La malnutrition et l'insécurité alimentaire sont des problèmes sérieux et généralisés en République démocratique du Congo. C'est le cas de deux provinces du Kasaï où ce fléau se porte à merveilles. Les conflits armés dans cette région ont provoqué une crise généralisée couplée d'une insécurité alimentaire qui ne dit pas son nom. L'état nutritionnel des enfants est particulièrement critique dans l'espace Kasaï. « Au moins 400 000 enfants de moins de cinq ans souffrent de malnutrition aigüe sévère », selon l'Unicef.

« A moins de recevoir de toute urgence, une aide en matière de santé, d'eau, d'assainissement et de nutrition, ces enfants risquent de mourir », a fait remarqué récemment, Tajudeen Oyewale, représentant par intérim de l'Unicef en RDC. Un appel à fonds a été lancé à la Communauté internationale pour répondre à cette problématique.
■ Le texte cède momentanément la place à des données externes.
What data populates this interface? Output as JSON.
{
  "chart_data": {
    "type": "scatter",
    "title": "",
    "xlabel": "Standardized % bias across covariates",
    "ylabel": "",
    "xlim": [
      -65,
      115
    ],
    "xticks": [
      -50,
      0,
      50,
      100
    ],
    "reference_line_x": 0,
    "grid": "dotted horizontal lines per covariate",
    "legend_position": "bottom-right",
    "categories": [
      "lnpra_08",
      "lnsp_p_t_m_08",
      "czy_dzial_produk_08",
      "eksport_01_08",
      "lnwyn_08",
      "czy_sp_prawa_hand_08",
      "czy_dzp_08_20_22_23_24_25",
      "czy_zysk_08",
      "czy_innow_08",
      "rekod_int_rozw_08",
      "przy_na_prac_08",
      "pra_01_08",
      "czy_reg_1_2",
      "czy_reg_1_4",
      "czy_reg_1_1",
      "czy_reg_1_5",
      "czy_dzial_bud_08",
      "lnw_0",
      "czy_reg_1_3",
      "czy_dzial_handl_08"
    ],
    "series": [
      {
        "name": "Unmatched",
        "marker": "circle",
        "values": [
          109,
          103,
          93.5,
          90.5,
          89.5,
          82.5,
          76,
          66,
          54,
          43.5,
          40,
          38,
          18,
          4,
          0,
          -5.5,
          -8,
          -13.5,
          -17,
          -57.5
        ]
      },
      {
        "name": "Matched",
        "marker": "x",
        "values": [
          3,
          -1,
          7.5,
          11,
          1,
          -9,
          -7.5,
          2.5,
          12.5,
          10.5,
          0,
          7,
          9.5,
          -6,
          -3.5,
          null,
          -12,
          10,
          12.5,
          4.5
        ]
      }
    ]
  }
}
Mais, en dépit des efforts qui sont fournis ce sens, beaucoup reste à faire.

Pour le cas du Sud-Kivu où la malnutrition chronique touche un enfant sur deux, cette nouvelle contribution de la coopération suisse devra permettre à l'UNICEF, la FAO et le PAM de continuer à travailler de façon complémentaire en vue de démultiplier les acquis de la première phase du projet.

Il sied de rappeler que, la première contribution de la Suisse (de plus de deux millions de dollars US) à la première phase de ce projet avait déjà permis d'améliorer, entre 2015 et 2017, l'état nutritionnel de 80% des enfants de 0 à 23 mois et des femmes enceintes et allaitantes grâce à des interventions directes et multisectorielles de nutrition, sécurité alimentaire, et d'accès à l'eau, l'hygiène et l'assainissement », rappelle-t-on.

Actions sur le terrain

Durant la première phase du projet, les trois agences sœurs de l'Onu ont mis à mis profit cette contribution dans diverses activités sur terrain. Notamment, le PAM a distribué à 11.000 femmes enceintes et allaitantes au moins, 520 tonnes de super céréales avec 53 tonnes d'huile végétale dans le but de prévenir le retard de croissance chez les nouveaux nés et les nourrissons. Mais aussi, 11.500 enfants de 6-23 mois ont reçu 85 tonnes de suppléments nutritionnels à leur repas, leur apportant l'énergie, les micronutriments nécessaires pour une croissance normale.

Pour sa part, la FAO a, entre autres actions, appuyé la diversification de la production alimentaire par l'introduction de cultures riches en micronutriments. Plus de 2.700 ménages ont reçu des outils aratoires (houes, râteaux, arrosoirs) et des semences vivrières bio fortifiées (du maïs, de l'arachide, du soja, du manioc et de la patate douces). Ce qui a permis d'améliorer la production agricole et la sécurité alimentaire.

Par rapport aux interventions directes de nutrition, l'UNICEF a formé et équipé les structures de santé pour assurer le suivi et la promotion de croissance de 8 900 enfants de moins de 5 ans. L'UNICEF a réhabilité 42 sources d'eau et construit deux mini- systèmes d'adduction permettant à 192 000 personnes d'avoir accès à l'eau potable. Des dispositifs de lavage de mains et d'assainissement ont été construits dans 37 écoles de la zone d'intervention du projet permettant de prévenir les maladies d'origine hydrique.